Analysis and Commentary, Chicago Cubs News, MLB News and Rumors

kyle hendricks cubs featureI feel like it’s the days before Jon Lester made his final decision, and I’m trying very hard not to get my hopes up for Jim Harbaugh. The rumors are flying that he’s coming back to Michigan to be the head coach, which would be all kinds of awesome by me. But I don’t want to get burned. Must remain calm until he’s standing at the podium.

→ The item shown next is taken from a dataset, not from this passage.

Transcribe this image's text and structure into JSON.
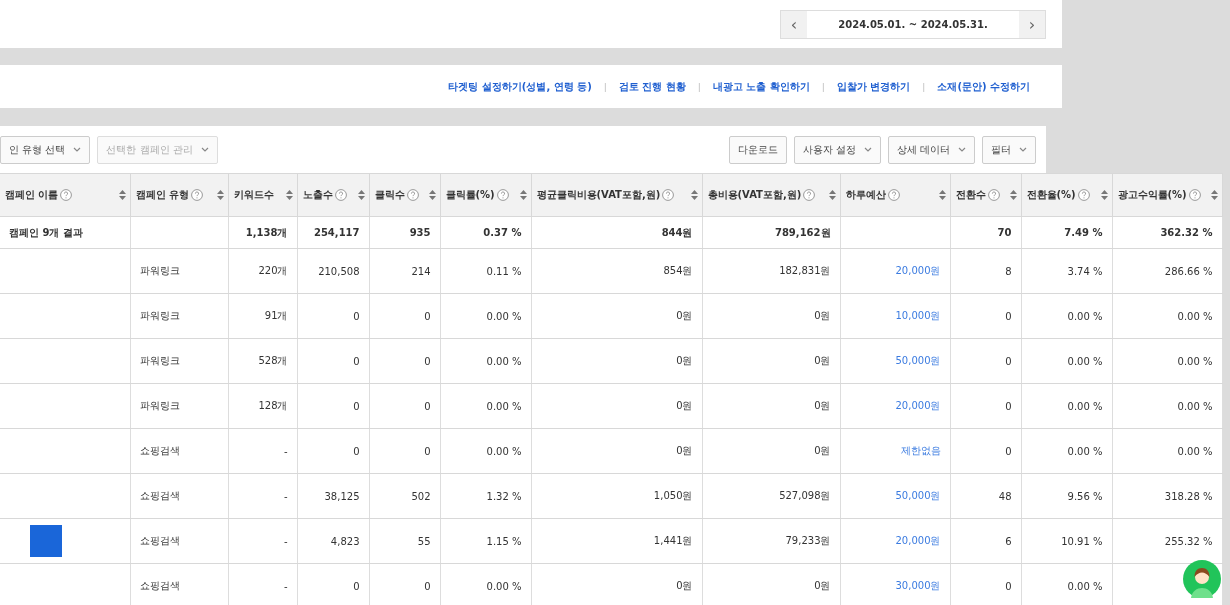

  • Carson Cistulli writes about Brandon Webb, who remains one of the most fascinating baseball stories in recent memory: came out of nowhere to be utterly dominant for a six-year stretch, suffered a serious shoulder injury, never pitched again. Cistulli’s piece is most interesting for its discussion of the first part of the story – Webb’s emergence from relative minor league obscurity to huge success in the big leagues. Why was Webb so underappreciated in the minors? Well, it probably had a lot to do with his fastball, which never even averaged as much as 89mph in the big leagues (when he was dominating). That’s an exceptionally rare trick, because, like it or not, velocity and success are heavily correlated. Cistulli’s piece is a great read.
  • As a Cubs fan, I know where your head is going immediately: Kyle Hendricks. Certainly, there are some similarities (not an elite prospect, excellent command/control, great sinker, sub-90s velocity). But I’d be cautious about drawing parallels for two reasons: (1) as pitchers, the two aren’t that similar, in large part being that Webb had an all-time elite sinker in his prime (his 64.2% career groundball rate would have led baseball last year – he did that for his entire career (yes, he has the highest career groundball rate in history, to the extent the data is available)) and he still struck guys out at a better-than-league-average rate; and (2) Webb is notable precisely because he’s the exception to the rule. In other words, it’s possible Hendricks could be a huge exception, but that is definitionally unlikely. Hoping on Hendricks as a quality mid-rotation starter is reasonable (and would also make Hendricks quite exceptional – I’m optimistic he can be). Hoping on him to be the next Brandon Webb is not.
  • All that said, though: Webb’s story – before the shoulder injury – is a reminder that guys can surprise you. It’s one of the great things about baseball. (It’s also a reminder – after the shoulder injury – that it can all be over in an instant.)
  • Vine Line continues to count down the top moments of 2014, and they just got to the John Baker Game.
  • I’ll probably discuss this more in a Lukewarm Stove, but it’s worth noting now: Hiroki Kuroda has elected to return to Japan. That leaves the Yankees’ current rotation as Masahiro Tanaka (a cough away from TJS), CC Sabathia (possibly done), Michael Pineda (serious shoulder issues in the past), Nate Eovaldi (could be good, could be average), and Chris Capuano (Chris Capuano). Sure seems like they’d be heavily in the market for an inexpensive fifth starter type for depth purposes – and the Cubs are loaded with them.
  • Thanks to George Mukhobe, kids are playing baseball in Uganda.
  • META: Do you ever use the “Recent Comments” box on the right-hand side of the site? When it works, I figure it’s helpful for folks to see what conversations are going on, but, the thing is, it often doesn’t work properly (for technical reasons around which I’ve done my best to work – but this is as good as it gets). It takes up site resources, so, unless it’s really popular out there, I’m probably going to sunset it soon. Speak up if you just can’t live without it, even in its current, not-so-perfect state.